In this show, the works have been divided into two clearly differentiated sections: the first, which has a theatrical dimension, is dominated by figuration, while the second is given over to abstraction. Each artist approaches reality in a different way, but they are united by the intention of inhabiting the unknown, of experiencing a revelation. As a result, reality ceases to be a "prefabricated" certainty and becomes a unique experience, where art sheds its rhetoric to establish a direct, immediate connection with the whole of existence.
This space features works by three artists who approach reality through figurative compositions with a slightly theatrical flair: Elssie Ansareo, Manu Arregui, and José Manuel Ballester.

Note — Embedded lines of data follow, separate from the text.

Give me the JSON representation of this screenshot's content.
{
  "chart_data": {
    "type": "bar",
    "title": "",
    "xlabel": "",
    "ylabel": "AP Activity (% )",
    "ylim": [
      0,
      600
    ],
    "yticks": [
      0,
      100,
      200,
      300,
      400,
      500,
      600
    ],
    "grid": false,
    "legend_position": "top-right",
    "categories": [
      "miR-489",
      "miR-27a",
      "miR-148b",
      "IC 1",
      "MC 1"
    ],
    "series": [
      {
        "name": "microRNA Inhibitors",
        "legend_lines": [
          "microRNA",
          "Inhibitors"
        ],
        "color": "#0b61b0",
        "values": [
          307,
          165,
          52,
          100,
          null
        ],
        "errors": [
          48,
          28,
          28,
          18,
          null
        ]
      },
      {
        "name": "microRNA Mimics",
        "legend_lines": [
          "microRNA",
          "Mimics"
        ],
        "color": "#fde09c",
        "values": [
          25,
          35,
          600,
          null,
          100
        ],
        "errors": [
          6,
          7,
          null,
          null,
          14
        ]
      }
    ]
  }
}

Elssie Ansareo (b. 1979, Mexico City) offers a reflection on the stage and the spectator by presenting images with a baroque, theatrical appearance that observers find unsettling. Through photography, the artist voices her aesthetic preoccupations and poetically explores concepts such as representation, identity, relationships with others, and memory.
In Disarmingly Cute (Irresistiblemente bonito, 2007), Manu Arregui (b. 1970, Santander) creates a suggestive interplay between reality and its virtual reflection. Featuring Vanesa Jiménez, known in Spain as the "girl with glass bones," this work allows the artist to explore the mechanisms whereby a real person is transformed into the character portrayed by the media. Beside it, visitors also will find With an Effeminate Air (Con gesto afeminado, 2011), a piece based on an old Ballets Russes production which Arregui uses to address issues such as the individual’s inability to adjust to society and the sexist imperatives of maleness, questioning the validity of the dominant models.

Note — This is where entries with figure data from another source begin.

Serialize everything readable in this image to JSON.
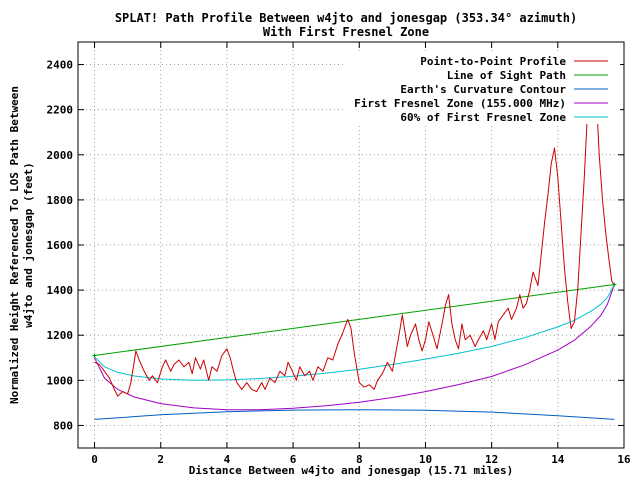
{
  "chart_data": {
    "type": "line",
    "title_lines": [
      "SPLAT! Path Profile Between w4jto and jonesgap (353.34° azimuth)",
      "With First Fresnel Zone"
    ],
    "xlabel": "Distance Between w4jto and jonesgap (15.71 miles)",
    "ylabel_lines": [
      "Normalized Height Referenced To LOS Path Between",
      "w4jto and jonesgap (feet)"
    ],
    "xlim": [
      -0.5,
      16
    ],
    "ylim": [
      700,
      2500
    ],
    "x_ticks": [
      0,
      2,
      4,
      6,
      8,
      10,
      12,
      14,
      16
    ],
    "x_tick_labels": [
      "0",
      "2",
      "4",
      "6",
      "8",
      "10",
      "12",
      "14",
      "16"
    ],
    "y_ticks": [
      800,
      1000,
      1200,
      1400,
      1600,
      1800,
      2000,
      2200,
      2400
    ],
    "y_tick_labels": [
      "800",
      "1000",
      "1200",
      "1400",
      "1600",
      "1800",
      "2000",
      "2200",
      "2400"
    ],
    "grid": true,
    "legend_position": "top-right",
    "series": [
      {
        "name": "Point-to-Point Profile",
        "color": "#cc0000",
        "points": [
          [
            0,
            1080
          ],
          [
            0.15,
            1070
          ],
          [
            0.3,
            1040
          ],
          [
            0.45,
            1010
          ],
          [
            0.6,
            960
          ],
          [
            0.7,
            930
          ],
          [
            0.85,
            950
          ],
          [
            1.0,
            940
          ],
          [
            1.1,
            990
          ],
          [
            1.25,
            1130
          ],
          [
            1.35,
            1090
          ],
          [
            1.5,
            1040
          ],
          [
            1.65,
            1000
          ],
          [
            1.75,
            1020
          ],
          [
            1.9,
            990
          ],
          [
            2.05,
            1060
          ],
          [
            2.15,
            1090
          ],
          [
            2.3,
            1040
          ],
          [
            2.4,
            1070
          ],
          [
            2.55,
            1090
          ],
          [
            2.7,
            1060
          ],
          [
            2.85,
            1080
          ],
          [
            2.95,
            1030
          ],
          [
            3.05,
            1100
          ],
          [
            3.2,
            1050
          ],
          [
            3.3,
            1090
          ],
          [
            3.45,
            1000
          ],
          [
            3.55,
            1060
          ],
          [
            3.7,
            1040
          ],
          [
            3.85,
            1110
          ],
          [
            4.0,
            1140
          ],
          [
            4.1,
            1100
          ],
          [
            4.2,
            1040
          ],
          [
            4.3,
            990
          ],
          [
            4.45,
            960
          ],
          [
            4.6,
            990
          ],
          [
            4.75,
            960
          ],
          [
            4.9,
            950
          ],
          [
            5.05,
            990
          ],
          [
            5.15,
            960
          ],
          [
            5.3,
            1010
          ],
          [
            5.45,
            990
          ],
          [
            5.6,
            1040
          ],
          [
            5.75,
            1020
          ],
          [
            5.85,
            1080
          ],
          [
            5.95,
            1050
          ],
          [
            6.1,
            1000
          ],
          [
            6.2,
            1060
          ],
          [
            6.35,
            1020
          ],
          [
            6.5,
            1040
          ],
          [
            6.6,
            1000
          ],
          [
            6.75,
            1060
          ],
          [
            6.9,
            1040
          ],
          [
            7.05,
            1100
          ],
          [
            7.2,
            1090
          ],
          [
            7.35,
            1160
          ],
          [
            7.5,
            1210
          ],
          [
            7.65,
            1270
          ],
          [
            7.75,
            1230
          ],
          [
            7.85,
            1120
          ],
          [
            8.0,
            990
          ],
          [
            8.15,
            970
          ],
          [
            8.3,
            980
          ],
          [
            8.45,
            960
          ],
          [
            8.55,
            1000
          ],
          [
            8.7,
            1030
          ],
          [
            8.85,
            1080
          ],
          [
            9.0,
            1040
          ],
          [
            9.1,
            1120
          ],
          [
            9.2,
            1200
          ],
          [
            9.3,
            1290
          ],
          [
            9.45,
            1150
          ],
          [
            9.55,
            1200
          ],
          [
            9.7,
            1250
          ],
          [
            9.8,
            1180
          ],
          [
            9.9,
            1130
          ],
          [
            10.0,
            1180
          ],
          [
            10.1,
            1260
          ],
          [
            10.25,
            1190
          ],
          [
            10.35,
            1140
          ],
          [
            10.5,
            1250
          ],
          [
            10.6,
            1330
          ],
          [
            10.7,
            1380
          ],
          [
            10.8,
            1250
          ],
          [
            10.9,
            1180
          ],
          [
            11.0,
            1140
          ],
          [
            11.1,
            1250
          ],
          [
            11.2,
            1180
          ],
          [
            11.35,
            1200
          ],
          [
            11.5,
            1150
          ],
          [
            11.6,
            1180
          ],
          [
            11.75,
            1220
          ],
          [
            11.85,
            1180
          ],
          [
            12.0,
            1250
          ],
          [
            12.1,
            1180
          ],
          [
            12.2,
            1260
          ],
          [
            12.35,
            1290
          ],
          [
            12.5,
            1320
          ],
          [
            12.6,
            1270
          ],
          [
            12.75,
            1320
          ],
          [
            12.85,
            1380
          ],
          [
            12.95,
            1320
          ],
          [
            13.05,
            1340
          ],
          [
            13.15,
            1400
          ],
          [
            13.25,
            1480
          ],
          [
            13.4,
            1420
          ],
          [
            13.5,
            1560
          ],
          [
            13.6,
            1700
          ],
          [
            13.7,
            1820
          ],
          [
            13.8,
            1960
          ],
          [
            13.9,
            2030
          ],
          [
            14.0,
            1900
          ],
          [
            14.1,
            1700
          ],
          [
            14.2,
            1500
          ],
          [
            14.3,
            1350
          ],
          [
            14.4,
            1230
          ],
          [
            14.5,
            1260
          ],
          [
            14.6,
            1400
          ],
          [
            14.7,
            1650
          ],
          [
            14.8,
            1900
          ],
          [
            14.9,
            2200
          ],
          [
            15.0,
            2420
          ],
          [
            15.08,
            2440
          ],
          [
            15.15,
            2300
          ],
          [
            15.25,
            2000
          ],
          [
            15.35,
            1800
          ],
          [
            15.45,
            1650
          ],
          [
            15.55,
            1530
          ],
          [
            15.63,
            1440
          ],
          [
            15.71,
            1420
          ]
        ]
      },
      {
        "name": "Line of Sight Path",
        "color": "#00a000",
        "points": [
          [
            0,
            1110
          ],
          [
            15.71,
            1425
          ]
        ]
      },
      {
        "name": "Earth's Curvature Contour",
        "color": "#0060c0",
        "points": [
          [
            0,
            827
          ],
          [
            2,
            847
          ],
          [
            4,
            861
          ],
          [
            6,
            868
          ],
          [
            7.855,
            870
          ],
          [
            10,
            867
          ],
          [
            12,
            859
          ],
          [
            14,
            843
          ],
          [
            15.71,
            827
          ]
        ]
      },
      {
        "name": "First Fresnel Zone (155.000 MHz)",
        "color": "#a000c0",
        "points": [
          [
            0,
            1100
          ],
          [
            0.3,
            1010
          ],
          [
            0.7,
            960
          ],
          [
            1.2,
            926
          ],
          [
            2,
            897
          ],
          [
            3,
            878
          ],
          [
            4,
            870
          ],
          [
            5,
            870
          ],
          [
            6,
            876
          ],
          [
            7,
            887
          ],
          [
            8,
            903
          ],
          [
            9,
            924
          ],
          [
            10,
            950
          ],
          [
            11,
            981
          ],
          [
            12,
            1017
          ],
          [
            13,
            1069
          ],
          [
            14,
            1134
          ],
          [
            14.5,
            1178
          ],
          [
            15,
            1240
          ],
          [
            15.3,
            1288
          ],
          [
            15.5,
            1338
          ],
          [
            15.71,
            1425
          ]
        ]
      },
      {
        "name": "60% of First Fresnel Zone",
        "color": "#00c0d0",
        "points": [
          [
            0,
            1105
          ],
          [
            0.3,
            1060
          ],
          [
            0.7,
            1035
          ],
          [
            1.2,
            1019
          ],
          [
            2,
            1006
          ],
          [
            3,
            1000
          ],
          [
            4,
            1002
          ],
          [
            5,
            1008
          ],
          [
            6,
            1018
          ],
          [
            7,
            1032
          ],
          [
            8,
            1049
          ],
          [
            9,
            1070
          ],
          [
            10,
            1094
          ],
          [
            11,
            1120
          ],
          [
            12,
            1150
          ],
          [
            13,
            1189
          ],
          [
            14,
            1237
          ],
          [
            14.5,
            1266
          ],
          [
            15,
            1306
          ],
          [
            15.3,
            1337
          ],
          [
            15.5,
            1368
          ],
          [
            15.71,
            1425
          ]
        ]
      }
    ]
  }
}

The photographs of José Manuel Ballester (b. 1960, Madrid) seem to encapsulate time. The artist’s quest for poetics of the void led him to produce the series Hidden Spaces (Espacios ocultos), which he started in 2007, in which, by digitally altering photographs of historic paintings, he reinterprets masterpieces from art history to create disturbing absences. His works invite the audience to participate in a singular metamorphosis of reality.
This area presents works by three artists who approach reality through abstraction: Prudencio Irazabal, Darío Urzay, and Juan Uslé.
The works of Prudencio Irazabal (b. 1954, Puentelarrá) contain numerous references to different periods of art history, drawn from his extensive knowledge of pictorial language gleaned through technical and formal exploration. Untitled #767 (Sin título #767, 1996) is a painting that only seems monochromatic, for a side view reveals superimposed layers of transparent acrylic paint that divulge the artist’s creative process and explain the penetrating light that radiates from its surface.
Darío Urzay (b. 1958, Bilbao) presents his two versions of the work In a (Microverse) Fraction (En una [Microverso] fracción, 1997), displayed here together for the first time. In this installation, the artist draws an imaginary circle that links the two pieces and invites spectators to embark on a dizzying journey from the cosmic to the microscopic.
The works of Juan Uslé (b. 1954, Santander) are autonomous pictorial spaces that reflect some of the artist’s particular intellectual or emotional processes. In the series I Dreamt that You Revealed (Soñé que revelabas) (1997–ongoing), every line and every brushstroke conveys emotion and the sensation of a slow or pulsating motion. The mechanical repetition of the lines in these paintings clearly evidences a systematic, process-oriented approach, but each stroke is also a visible trace of the body and its physical activity—in other words, an aspect of reality that culminates in an abstraction.